DR: The conviction I felt about choice in dying began long before John was stricken with Parkinson’s. We both felt that the choice belonged to each of us as individuals. Watching him through that agonizing ten days underscored my intense belief that: one, he should not have to endure that prolonged suffering, and, two, I would do all I could to speak out about my own — and his — belief that we should have the right to choose how and when we die, if we know that life is drawing to an end.
PRH: On My Own is a tribute to your husband, but you write critically at times about your marriage and your sense of isolation. Did your view of your marriage change as you examined it through writing this book? Was there anything you hesitated to write about?
DR: Looking back, as I said to John while he was in his last days, I wish we had not wasted so much time in anger and isolation. I wish we could have found a way to understand each other, to forgive each other, and to be more gentle with each other. The fact that he said to me, in the last few days before he stopped eating and drinking, that he had ‘deliberately emotionally abused me,’ explained so much to me. I felt it. I knew it. But there was nothing about his behavior that I could change. It was only he — during those last days — who decided to ‘come clean’ about what was happening within him. Of course my own behavior could have been more mature in reacting to his hurtful actions, but it was what it was. I wrote both about the beauty and about the dark side. I wrote about the two of us as flawed human beings.
PRH: After John died, you talked to friends who had lost spouses and attended one session of a grief support group. Do you have any advice for the newly widowed? Is there anything friends can do to help someone who has recently lost a spouse?

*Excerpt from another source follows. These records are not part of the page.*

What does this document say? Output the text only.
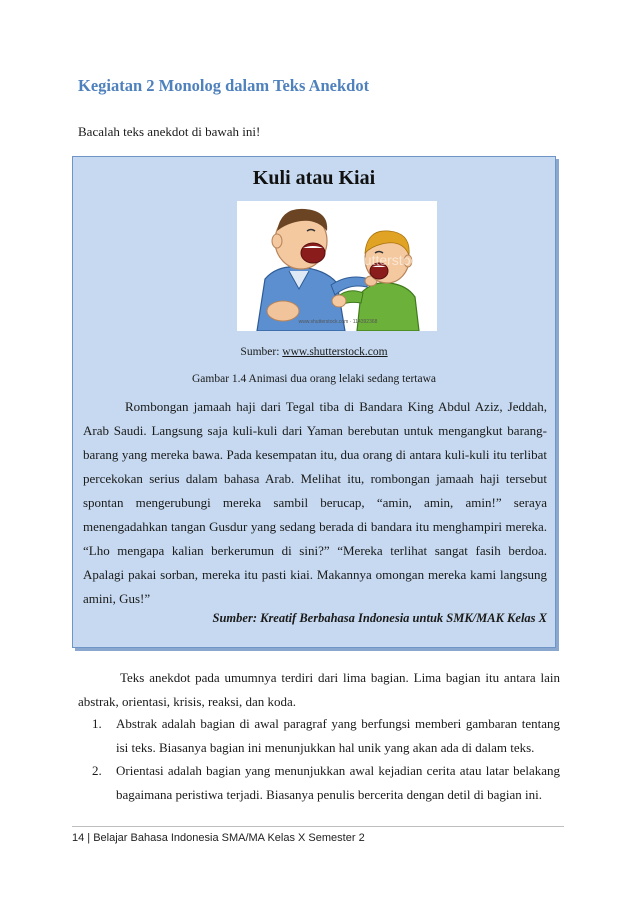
Kegiatan 2 Monolog dalam Teks Anekdot
Bacalah teks anekdot di bawah ini!
Kuli atau Kiai
shutterstock
www.shutterstock.com · 114392368
Sumber: www.shutterstock.com
Gambar 1.4 Animasi dua orang lelaki sedang tertawa

Rombongan jamaah haji dari Tegal tiba di Bandara King Abdul Aziz, Jeddah, Arab Saudi. Langsung saja kuli-kuli dari Yaman berebutan untuk mengangkut barang-barang yang mereka bawa. Pada kesempatan itu, dua orang di antara kuli-kuli itu terlibat percekokan serius dalam bahasa Arab. Melihat itu, rombongan jamaah haji tersebut spontan mengerubungi mereka sambil berucap, “amin, amin, amin!” seraya menengadahkan tangan Gusdur yang sedang berada di bandara itu menghampiri mereka. “Lho mengapa kalian berkerumun di sini?” “Mereka terlihat sangat fasih berdoa. Apalagi pakai sorban, mereka itu pasti kiai. Makannya omongan mereka kami langsung amini, Gus!”

Sumber: Kreatif Berbahasa Indonesia untuk SMK/MAK Kelas X

Teks anekdot pada umumnya terdiri dari lima bagian. Lima bagian itu antara lain abstrak, orientasi, krisis, reaksi, dan koda.

1. Abstrak adalah bagian di awal paragraf yang berfungsi memberi gambaran tentang isi teks. Biasanya bagian ini menunjukkan hal unik yang akan ada di dalam teks.
2. Orientasi adalah bagian yang menunjukkan awal kejadian cerita atau latar belakang bagaimana peristiwa terjadi. Biasanya penulis bercerita dengan detil di bagian ini.
14 | Belajar Bahasa Indonesia SMA/MA Kelas X Semester 2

DR: Since John died I’ve met a number of women who’ve lost their husbands, a number whose husbands have had Parkinson’s or Alzheimer’s, and one whose husband committed suicide. In each case I’ve encouraged them to talk about their experiences, and in several cases, I’ve invited them to come to my apartment. We’ve established friendships in those cases, important to both them and me. We console each other. And that’s what I would say to friends of those who’ve lost a loved one: console, listen, and offer a good hug.

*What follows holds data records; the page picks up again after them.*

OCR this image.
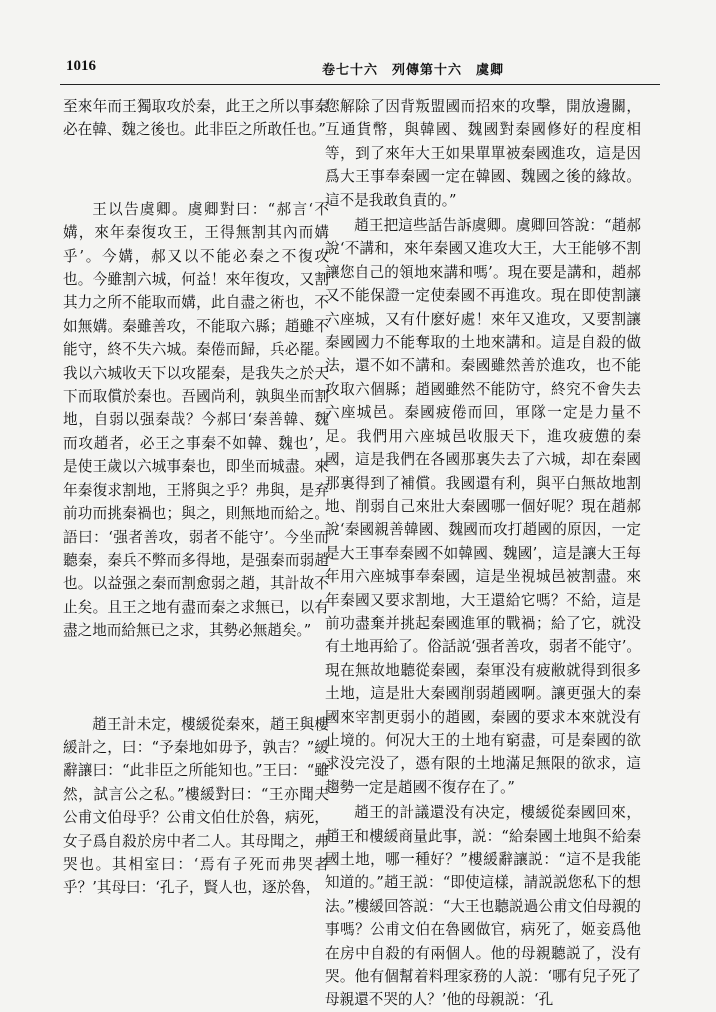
1016	卷七十六　列傳第十六　虞卿

至來年而王獨取攻於秦，此王之所以事秦必在韓、魏之後也。此非臣之所敢任也。”

王以告虞卿。虞卿對曰：“郝言‘不媾，來年秦復攻王，王得無割其內而媾乎’。今媾，郝又以不能必秦之不復攻也。今雖割六城，何益！來年復攻，又割其力之所不能取而媾，此自盡之術也，不如無媾。秦雖善攻，不能取六縣；趙雖不能守，終不失六城。秦倦而歸，兵必罷。我以六城收天下以攻罷秦，是我失之於天下而取償於秦也。吾國尚利，孰與坐而割地，自弱以强秦哉？今郝曰‘秦善韓、魏而攻趙者，必王之事秦不如韓、魏也’，是使王歲以六城事秦也，即坐而城盡。來年秦復求割地，王將與之乎？弗與，是弃前功而挑秦禍也；與之，則無地而給之。語曰：‘强者善攻，弱者不能守’。今坐而聽秦，秦兵不弊而多得地，是强秦而弱趙也。以益强之秦而割愈弱之趙，其計故不止矣。且王之地有盡而秦之求無已，以有盡之地而給無已之求，其勢必無趙矣。”

趙王計未定，樓緩從秦來，趙王與樓緩計之，曰：“予秦地如毋予，孰吉？”緩辭讓曰：“此非臣之所能知也。”王曰：“雖然，試言公之私。”樓緩對曰：“王亦聞夫公甫文伯母乎？公甫文伯仕於魯，病死，女子爲自殺於房中者二人。其母聞之，弗哭也。其相室曰：‘焉有子死而弗哭者乎？’其母曰：‘孔子，賢人也，逐於魯，

您解除了因背叛盟國而招來的攻擊，開放邊關，互通貨幣，與韓國、魏國對秦國修好的程度相等，到了來年大王如果單單被秦國進攻，這是因爲大王事奉秦國一定在韓國、魏國之後的緣故。這不是我敢負責的。”

趙王把這些話告訴虞卿。虞卿回答說：“趙郝說‘不講和，來年秦國又進攻大王，大王能够不割讓您自己的領地來講和嗎’。現在要是講和，趙郝又不能保證一定使秦國不再進攻。現在即使割讓六座城，又有什麽好處！來年又進攻，又要割讓秦國國力不能奪取的土地來講和。這是自殺的做法，還不如不講和。秦國雖然善於進攻，也不能攻取六個縣；趙國雖然不能防守，終究不會失去六座城邑。秦國疲倦而回，軍隊一定是力量不足。我們用六座城邑收服天下，進攻疲憊的秦國，這是我們在各國那裏失去了六城，却在秦國那裏得到了補償。我國還有利，與平白無故地割地、削弱自己來壯大秦國哪一個好呢？現在趙郝說‘秦國親善韓國、魏國而攻打趙國的原因，一定是大王事奉秦國不如韓國、魏國’，這是讓大王每年用六座城事奉秦國，這是坐視城邑被割盡。來年秦國又要求割地，大王還給它嗎？不給，這是前功盡棄并挑起秦國進軍的戰禍；給了它，就没有土地再給了。俗話説‘强者善攻，弱者不能守’。現在無故地聽從秦國，秦軍没有疲敝就得到很多土地，這是壯大秦國削弱趙國啊。讓更强大的秦國來宰割更弱小的趙國，秦國的要求本來就没有止境的。何况大王的土地有窮盡，可是秦國的欲求没完没了，憑有限的土地滿足無限的欲求，這趨勢一定是趙國不復存在了。”

趙王的計議還没有决定，樓緩從秦國回來，趙王和樓緩商量此事，説：“給秦國土地與不給秦國土地，哪一種好？”樓緩辭讓説：“這不是我能知道的。”趙王説：“即使這樣，請説説您私下的想法。”樓緩回答説：“大王也聽説過公甫文伯母親的事嗎？公甫文伯在魯國做官，病死了，姬妾爲他在房中自殺的有兩個人。他的母親聽説了，没有哭。他有個幫着料理家務的人説：‘哪有兒子死了母親還不哭的人？’他的母親説：‘孔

PRH: On My Own is a goodbye to your husband, but also to your long career in radio, and you end the book preparing to transition to a new life. What will be the hardest thing about not being on the air anymore?
DR: I have enjoyed such a rich life as a broadcaster. What I will miss most is, first, the daily interaction with the fabulous women who are the producers of the Diane Rehm Show. They are all so smart, dedicated, creative, and supportive. I will miss the conversations with wonderful and informative guests who have given me the equivalent of a graduate education. I will miss the interaction with the listeners, who are so smart and attentive. They always add a dimension to each and every conversation. But I will be, as I always have, looking forward to whatever comes next.
PRH: At the end of the book you write, “For fifty-four years I have been a wife. Now I am a widow. Am I someone new?” Have you come up with an answer to this question?
DR: No, not completely. I believe I am still evolving toward a full understanding of what it means to be a widow. I will wear my wedding ring forever. That does not mean I refuse to let go. It does serve as a reminder of all that John gave me, despite our difficulties. Am I someone new? I believe that John’s suffering has made me more humble as a human being. He showed such courage, right to the end. His decision informs my life going forward. I will work harder to help others, and in every way I can, honor his life and his decision to die.